Staffeleinteilung der 3. Liga Süd

Reizvolle Aufgaben für die Jung-Gallier

Die Planungen des HBW Balingen-Weilstetten II für die kommende Saison können konkretisiert werden, der Staffeltag der 3. Ligen hat erste Weichen für den Saisonbeginn gestellt. Der HBW II ist nach wie vor der Südgruppe zugeteilt, Auftakt ist am Wochenende 3./4. Oktober.

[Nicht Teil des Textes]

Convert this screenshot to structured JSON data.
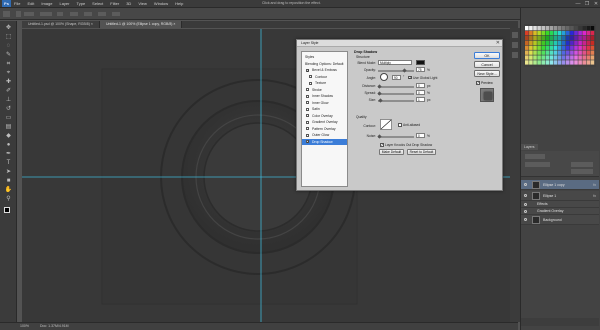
{
  "app": {
    "logo": "Ps",
    "menus": [
      "File",
      "Edit",
      "Image",
      "Layer",
      "Type",
      "Select",
      "Filter",
      "3D",
      "View",
      "Window",
      "Help"
    ],
    "hint": "Click and drag to reposition the effect.",
    "window_controls": [
      "—",
      "❐",
      "✕"
    ]
  },
  "tabs": [
    {
      "label": "Untitled-1.psd @ 100% (Shape, RGB/8) ×",
      "active": false
    },
    {
      "label": "Untitled-1 @ 100% (Ellipse 1 copy, RGB/8) ×",
      "active": true
    }
  ],
  "status": {
    "zoom": "100%",
    "doc": "Doc: 1.37M/4.91M"
  },
  "layers_panel": {
    "tab": "Layers",
    "layers": [
      {
        "name": "Ellipse 1 copy",
        "fx": "fx",
        "selected": true
      },
      {
        "name": "Ellipse 1",
        "fx": "fx",
        "selected": false
      },
      {
        "name": "Effects",
        "fx": "",
        "selected": false,
        "sub": true
      },
      {
        "name": "Gradient Overlay",
        "fx": "",
        "selected": false,
        "sub": true
      },
      {
        "name": "Background",
        "fx": "",
        "selected": false
      }
    ]
  },
  "dialog": {
    "title": "Layer Style",
    "close": "✕",
    "styles": [
      {
        "label": "Styles",
        "type": "head"
      },
      {
        "label": "Blending Options: Default",
        "type": "head"
      },
      {
        "label": "Bevel & Emboss",
        "checked": true
      },
      {
        "label": "Contour",
        "checked": false,
        "sub": true
      },
      {
        "label": "Texture",
        "checked": false,
        "sub": true
      },
      {
        "label": "Stroke",
        "checked": false
      },
      {
        "label": "Inner Shadow",
        "checked": false
      },
      {
        "label": "Inner Glow",
        "checked": false
      },
      {
        "label": "Satin",
        "checked": false
      },
      {
        "label": "Color Overlay",
        "checked": false
      },
      {
        "label": "Gradient Overlay",
        "checked": false
      },
      {
        "label": "Pattern Overlay",
        "checked": false
      },
      {
        "label": "Outer Glow",
        "checked": false
      },
      {
        "label": "Drop Shadow",
        "checked": true,
        "selected": true
      }
    ],
    "drop_shadow": {
      "title": "Drop Shadow",
      "structure": "Structure",
      "blend_mode_label": "Blend Mode:",
      "blend_mode": "Multiply",
      "opacity_label": "Opacity:",
      "opacity": "75",
      "angle_label": "Angle:",
      "angle": "90",
      "global_light": "Use Global Light",
      "distance_label": "Distance:",
      "distance": "0",
      "spread_label": "Spread:",
      "spread": "0",
      "size_label": "Size:",
      "size": "1",
      "unit_pct": "%",
      "unit_px": "px",
      "unit_deg": "°",
      "quality": "Quality",
      "contour_label": "Contour:",
      "anti_aliased": "Anti-aliased",
      "noise_label": "Noise:",
      "noise": "0",
      "knockout": "Layer Knocks Out Drop Shadow",
      "make_default": "Make Default",
      "reset_default": "Reset to Default"
    },
    "buttons": {
      "ok": "OK",
      "cancel": "Cancel",
      "new_style": "New Style...",
      "preview": "Preview"
    }
  },
  "colors": {
    "canvas": "#3a3a3a",
    "guide": "#3fb6d6",
    "selection": "#3b7dd8"
  }
}
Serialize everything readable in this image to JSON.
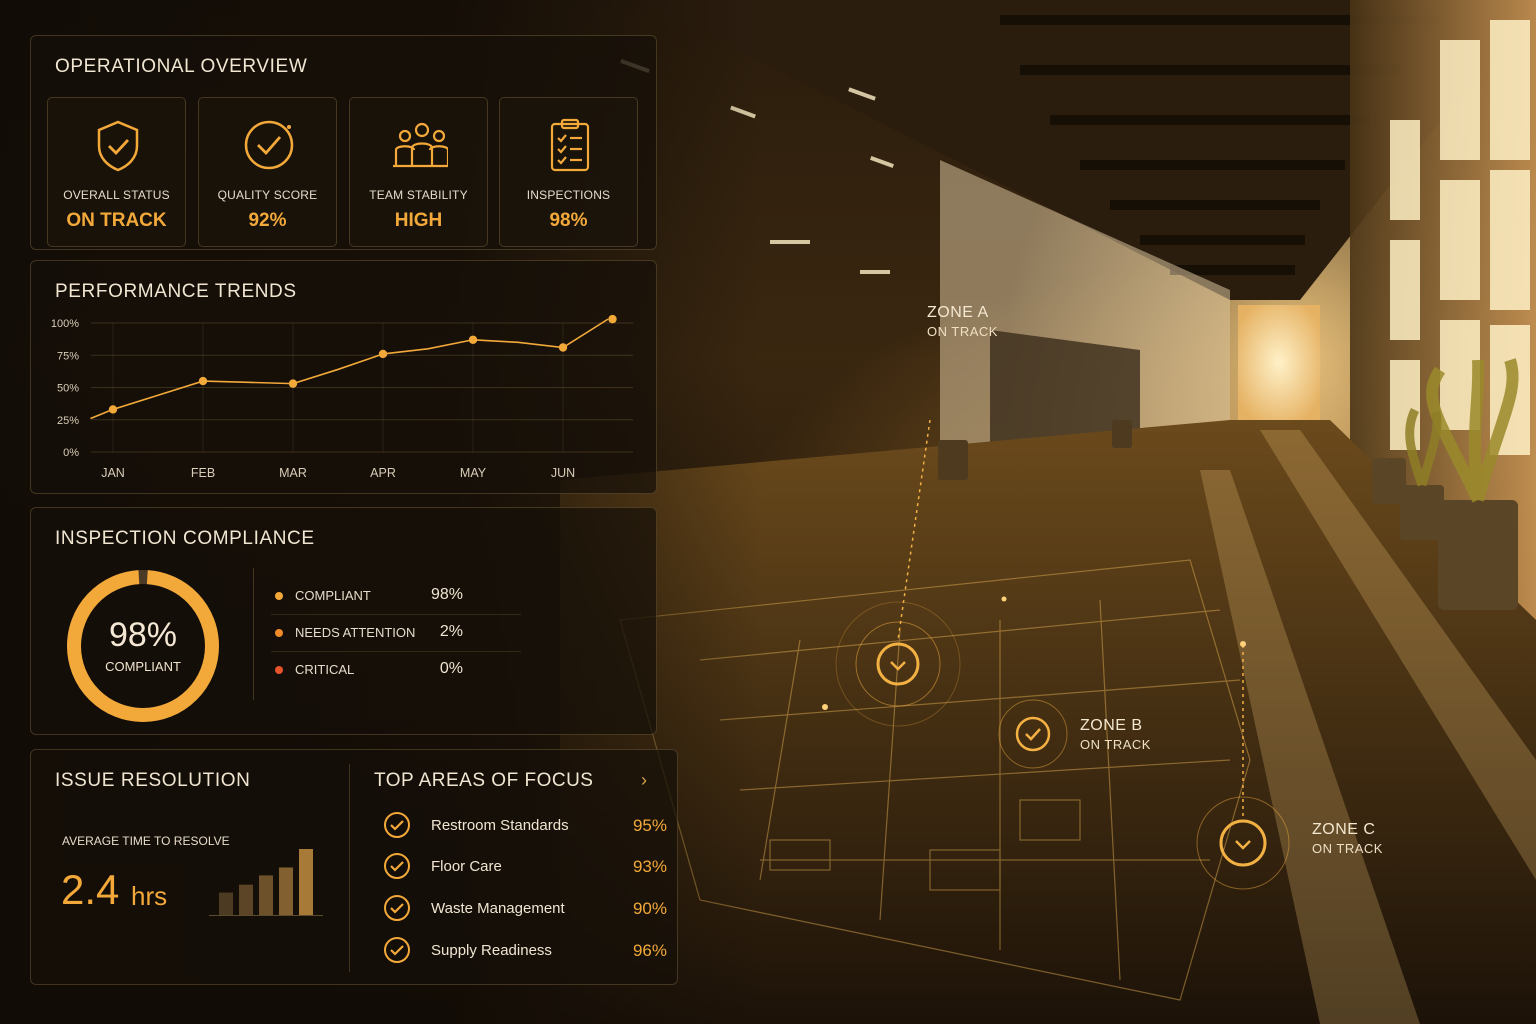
{
  "overview": {
    "title": "OPERATIONAL OVERVIEW",
    "cards": [
      {
        "label": "OVERALL STATUS",
        "value": "ON TRACK",
        "icon": "shield-check-icon"
      },
      {
        "label": "QUALITY SCORE",
        "value": "92%",
        "icon": "circle-check-icon"
      },
      {
        "label": "TEAM STABILITY",
        "value": "HIGH",
        "icon": "team-icon"
      },
      {
        "label": "INSPECTIONS",
        "value": "98%",
        "icon": "clipboard-checklist-icon"
      }
    ]
  },
  "trends": {
    "title": "PERFORMANCE TRENDS",
    "y_ticks": [
      "100%",
      "75%",
      "50%",
      "25%",
      "0%"
    ],
    "x_ticks": [
      "JAN",
      "FEB",
      "MAR",
      "APR",
      "MAY",
      "JUN"
    ]
  },
  "chart_data": {
    "type": "line",
    "title": "PERFORMANCE TRENDS",
    "categories": [
      "JAN",
      "FEB",
      "MAR",
      "APR",
      "MAY",
      "JUN"
    ],
    "x": [
      -0.25,
      0,
      0.5,
      1,
      1.5,
      2,
      2.5,
      3,
      3.5,
      4,
      4.5,
      5,
      5.5
    ],
    "y": [
      26,
      33,
      44,
      55,
      54,
      53,
      64,
      76,
      80,
      87,
      85,
      81,
      103
    ],
    "marker_x": [
      0,
      1,
      2,
      3,
      4,
      5,
      5.55
    ],
    "marker_y": [
      33,
      55,
      53,
      76,
      87,
      81,
      103
    ],
    "ylim": [
      0,
      100
    ],
    "y_tick_labels": [
      "0%",
      "25%",
      "50%",
      "75%",
      "100%"
    ],
    "grid": true,
    "color": "#f3a93a"
  },
  "compliance": {
    "title": "INSPECTION COMPLIANCE",
    "donut_value": "98%",
    "donut_label": "COMPLIANT",
    "donut_fraction": 0.98,
    "items": [
      {
        "label": "COMPLIANT",
        "value": "98%",
        "color": "#f3a93a"
      },
      {
        "label": "NEEDS ATTENTION",
        "value": "2%",
        "color": "#f08a2a"
      },
      {
        "label": "CRITICAL",
        "value": "0%",
        "color": "#e5532a"
      }
    ]
  },
  "issue": {
    "title": "ISSUE RESOLUTION",
    "avg_label": "AVERAGE TIME TO RESOLVE",
    "avg_value": "2.4",
    "avg_unit": "hrs",
    "bar_levels": [
      0.34,
      0.46,
      0.6,
      0.72,
      1.0
    ]
  },
  "focus": {
    "title": "TOP AREAS OF FOCUS",
    "chevron": "›",
    "items": [
      {
        "name": "Restroom Standards",
        "value": "95%"
      },
      {
        "name": "Floor Care",
        "value": "93%"
      },
      {
        "name": "Waste Management",
        "value": "90%"
      },
      {
        "name": "Supply Readiness",
        "value": "96%"
      }
    ]
  },
  "zones": [
    {
      "title": "ZONE A",
      "status": "ON TRACK"
    },
    {
      "title": "ZONE B",
      "status": "ON TRACK"
    },
    {
      "title": "ZONE C",
      "status": "ON TRACK"
    }
  ],
  "colors": {
    "accent": "#f3a93a",
    "text": "#f1e6d2"
  }
}
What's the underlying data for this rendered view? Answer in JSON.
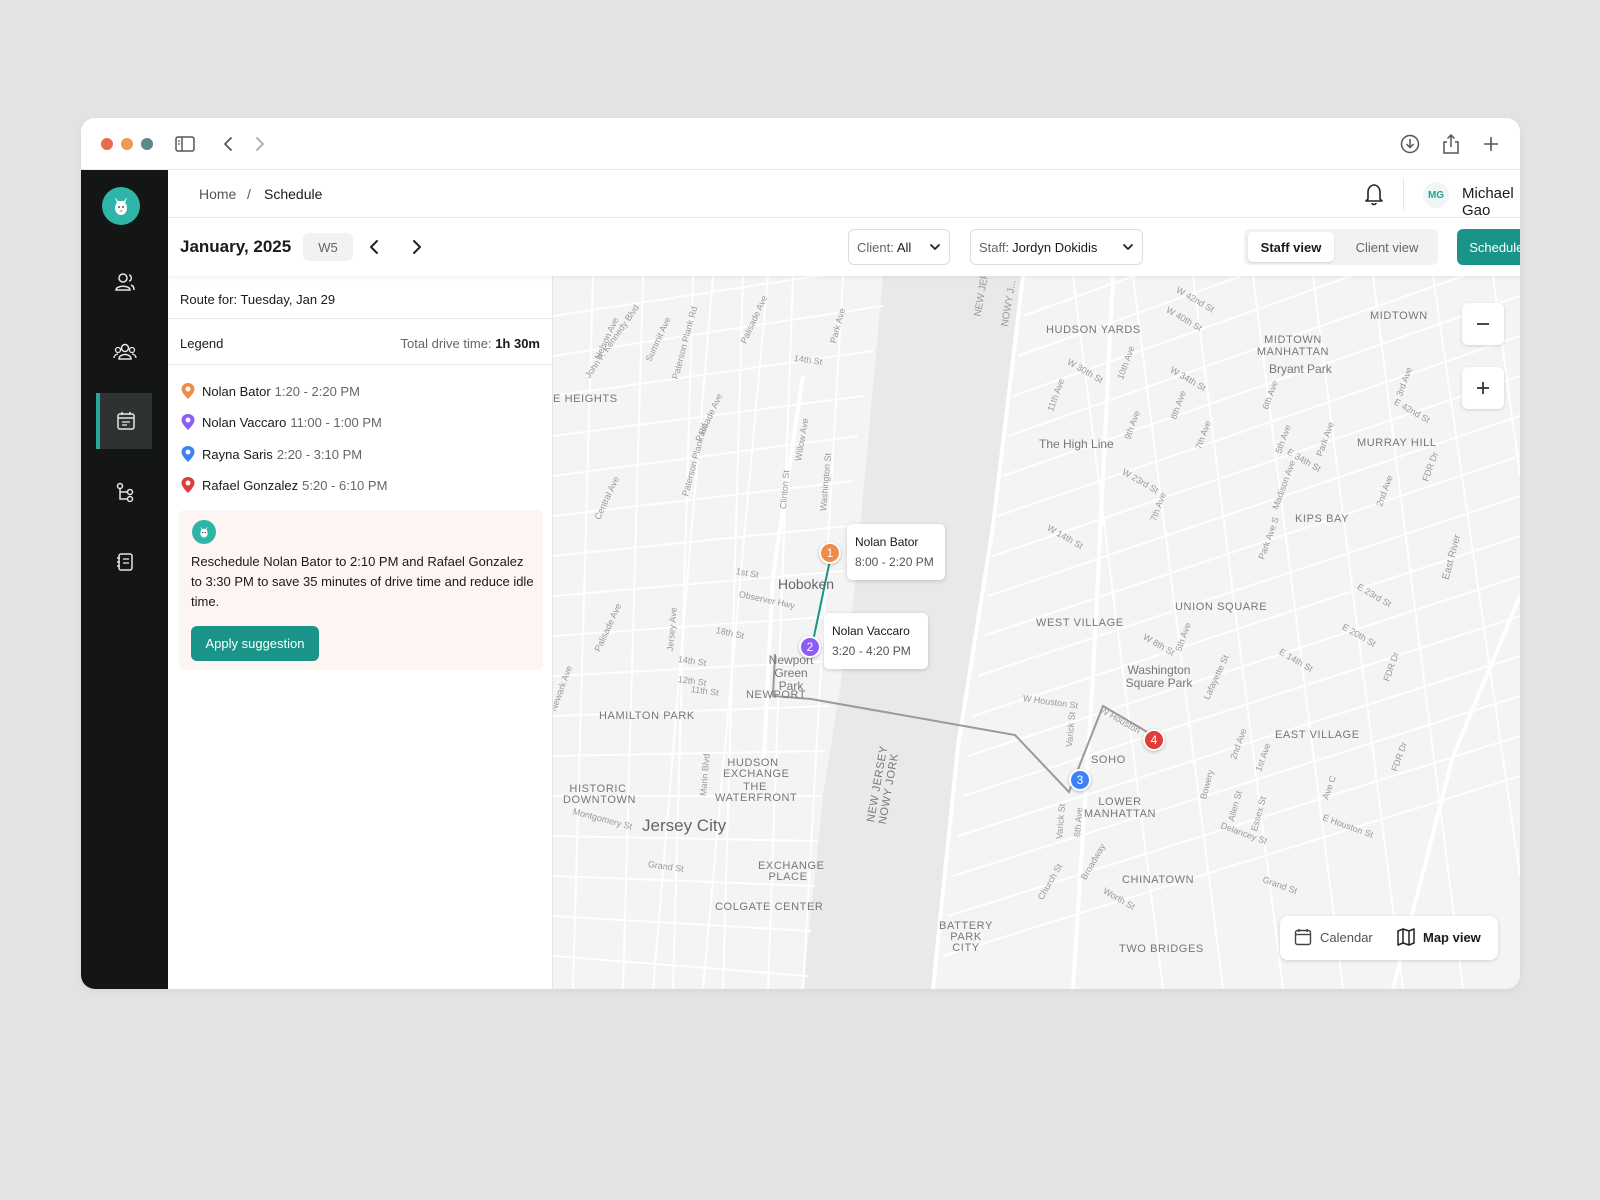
{
  "browser": {
    "icons": [
      "sidebar-toggle-icon",
      "back-icon",
      "forward-icon",
      "download-icon",
      "share-icon",
      "new-tab-icon"
    ]
  },
  "sidebar": {
    "items": [
      {
        "icon": "client-icon",
        "active": false
      },
      {
        "icon": "team-icon",
        "active": false
      },
      {
        "icon": "calendar-icon",
        "active": true
      },
      {
        "icon": "workflow-icon",
        "active": false
      },
      {
        "icon": "notebook-icon",
        "active": false
      }
    ]
  },
  "header": {
    "breadcrumb": {
      "home": "Home",
      "separator": "/",
      "current": "Schedule"
    },
    "user": {
      "initials": "MG",
      "name": "Michael Gao"
    }
  },
  "toolbar": {
    "month": "January, 2025",
    "week": "W5",
    "client_filter": {
      "label": "Client:",
      "value": "All"
    },
    "staff_filter": {
      "label": "Staff:",
      "value": "Jordyn Dokidis"
    },
    "view_toggle": {
      "staff": "Staff view",
      "client": "Client view",
      "selected": "Staff view"
    },
    "schedule_button": "Schedule event"
  },
  "panel": {
    "route_for": "Route for: Tuesday, Jan 29",
    "legend_title": "Legend",
    "drive_label": "Total drive time:",
    "drive_value": "1h 30m",
    "legend": [
      {
        "name": "Nolan Bator",
        "time": "1:20 - 2:20 PM",
        "color": "#f08c4a"
      },
      {
        "name": "Nolan Vaccaro",
        "time": "11:00 - 1:00 PM",
        "color": "#8b5cf6"
      },
      {
        "name": "Rayna Saris",
        "time": "2:20 - 3:10 PM",
        "color": "#3b82f6"
      },
      {
        "name": "Rafael Gonzalez",
        "time": "5:20 - 6:10 PM",
        "color": "#e03c3c"
      }
    ],
    "suggestion": {
      "t1": "Reschedule ",
      "b1": "Nolan Bator",
      "t2": " to ",
      "b2": "2:10 PM",
      "t3": " and ",
      "b3": "Rafael Gonzalez",
      "t4": " to ",
      "b4": "3:30 PM",
      "t5": " to save ",
      "b5": "35 minutes",
      "t6": " of drive time and reduce idle time.",
      "button": "Apply suggestion"
    }
  },
  "map": {
    "markers": [
      {
        "num": "1",
        "color": "#f08c4a"
      },
      {
        "num": "2",
        "color": "#8b5cf6"
      },
      {
        "num": "3",
        "color": "#3b82f6"
      },
      {
        "num": "4",
        "color": "#e03c3c"
      }
    ],
    "tooltips": [
      {
        "name": "Nolan Bator",
        "time": "8:00 - 2:20 PM"
      },
      {
        "name": "Nolan Vaccaro",
        "time": "3:20 - 4:20 PM"
      }
    ],
    "areas": {
      "hudson_yards": "HUDSON YARDS",
      "midtown_manhattan": "MIDTOWN MANHATTAN",
      "midtown": "MIDTOWN",
      "bryant_park": "Bryant Park",
      "murray_hill": "MURRAY HILL",
      "heights": "E HEIGHTS",
      "high_line": "The High Line",
      "kips_bay": "KIPS BAY",
      "union_square": "UNION SQUARE",
      "west_village": "WEST VILLAGE",
      "washington_sq": "Washington Square Park",
      "east_village": "EAST VILLAGE",
      "soho": "SOHO",
      "lower_manhattan": "LOWER MANHATTAN",
      "chinatown": "CHINATOWN",
      "two_bridges": "TWO BRIDGES",
      "battery_park": "BATTERY PARK CITY",
      "hoboken": "Hoboken",
      "newport_green": "Newport Green Park",
      "newport": "NEWPORT",
      "hamilton_park": "HAMILTON PARK",
      "hudson_exchange": "HUDSON EXCHANGE",
      "waterfront": "THE WATERFRONT",
      "historic_downtown": "HISTORIC DOWNTOWN",
      "jersey_city": "Jersey City",
      "exchange_place": "EXCHANGE PLACE",
      "colgate_center": "COLGATE CENTER",
      "nj_ny": "NEW JERSEY NOWY JORK",
      "east_river": "East River"
    },
    "streets": {
      "w42": "W 42nd St",
      "w40": "W 40th St",
      "w30": "W 30th St",
      "w34": "W 34th St",
      "w23": "W 23rd St",
      "w14": "W 14th St",
      "e34": "E 34th St",
      "e42": "E 42nd St",
      "e23": "E 23rd St",
      "e20": "E 20th St",
      "e14": "E 14th St",
      "w8": "W 8th St",
      "whouston": "W Houston St",
      "whouston2": "W Houston",
      "ehouston": "E Houston St",
      "st14": "14th St",
      "st14b": "14th St",
      "st18": "18th St",
      "st1": "1st St",
      "st12": "12th St",
      "st11": "11th St",
      "ave11": "11th Ave",
      "ave10": "10th Ave",
      "ave9": "9th Ave",
      "ave8": "8th Ave",
      "ave7": "7th Ave",
      "ave6": "6th Ave",
      "ave5": "5th Ave",
      "ave3": "3rd Ave",
      "ave2": "2nd Ave",
      "ave1": "1st Ave",
      "avec": "Ave C",
      "parkave": "Park Ave",
      "parkaves": "Park Ave S",
      "madison": "Madison Ave",
      "fdr": "FDR Dr",
      "fdr2": "FDR Dr",
      "fdr3": "FDR Dr",
      "varick": "Varick St",
      "varick2": "Varick St",
      "broadway": "Broadway",
      "bowery": "Bowery",
      "allen": "Allen St",
      "essex": "Essex St",
      "delancey": "Delancey St",
      "lafayette": "Lafayette St",
      "grand": "Grand St",
      "grand2": "Grand St",
      "church": "Church St",
      "worth": "Worth St",
      "observer": "Observer Hwy",
      "palisade": "Palisade Ave",
      "palisade2": "Palisade Ave",
      "palisade3": "Palisade Ave",
      "paterson": "Paterson Plank Rd",
      "paterson2": "Paterson Plank Rd",
      "jfk": "John F. Kennedy Blvd",
      "summit": "Summit Ave",
      "nelson": "Nelson Ave",
      "central": "Central Ave",
      "clinton": "Clinton St",
      "willow": "Willow Ave",
      "washington": "Washington St",
      "jersey": "Jersey Ave",
      "marin": "Marin Blvd",
      "montgomery": "Montgomery St",
      "newark": "Newark Ave",
      "parkave_nj": "Park Ave",
      "newjersey_top": "NEW JERSEY",
      "nowyjork_top": "NOWY J..."
    }
  },
  "view_switch": {
    "calendar": "Calendar",
    "map": "Map view"
  }
}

„Auf den ersten Blick sehr reizvoll“, urteilt Guido Singer, der Sportliche Leiter des HBW II. Coronabedingt wurden alle Ligen aufgestockt, da es keine Absteiger gegeben hatte. So wartet in der neuen 18er-Liga ein Mammutprogramm auf die Teams, einen Ausblick dazu gab Andreas Tiemann, Spielleitende Stelle 3. Liga Männer: „Um die notwendigen 34 Spieltage abwickeln zu können, sind auch zwei Freitag-/Sonntag-Doppelspieltage eingeplant. Hier haben wir sowohl das Hin- als auch das Rückspiel für den Freitag vorgesehen, so dass die Belastung gleich verteilt ist.“

In der neuen 3. Liga Süd spielen diese 18 Mannschaften: HaSpo Bayreuth, HBW Balingen-Weilstetten II, HC Erlangen II, HC Oppenweiler/Backnang, HG Oftersheim/Schwetzingen, HSG Konstanz II, Rhein-Neckar Löwen II, SG Leutershausen, SG Pforzheim/Eutingen, SV Salamander Kornwestheim, TGS Pforzheim, TSB Heilbronn-Horkheim, TSV 1899 Blaustein, TV Germania Großsachsen, TV Plochingen, TV Willstätt, VfL Günzburg, VfL Pfullingen.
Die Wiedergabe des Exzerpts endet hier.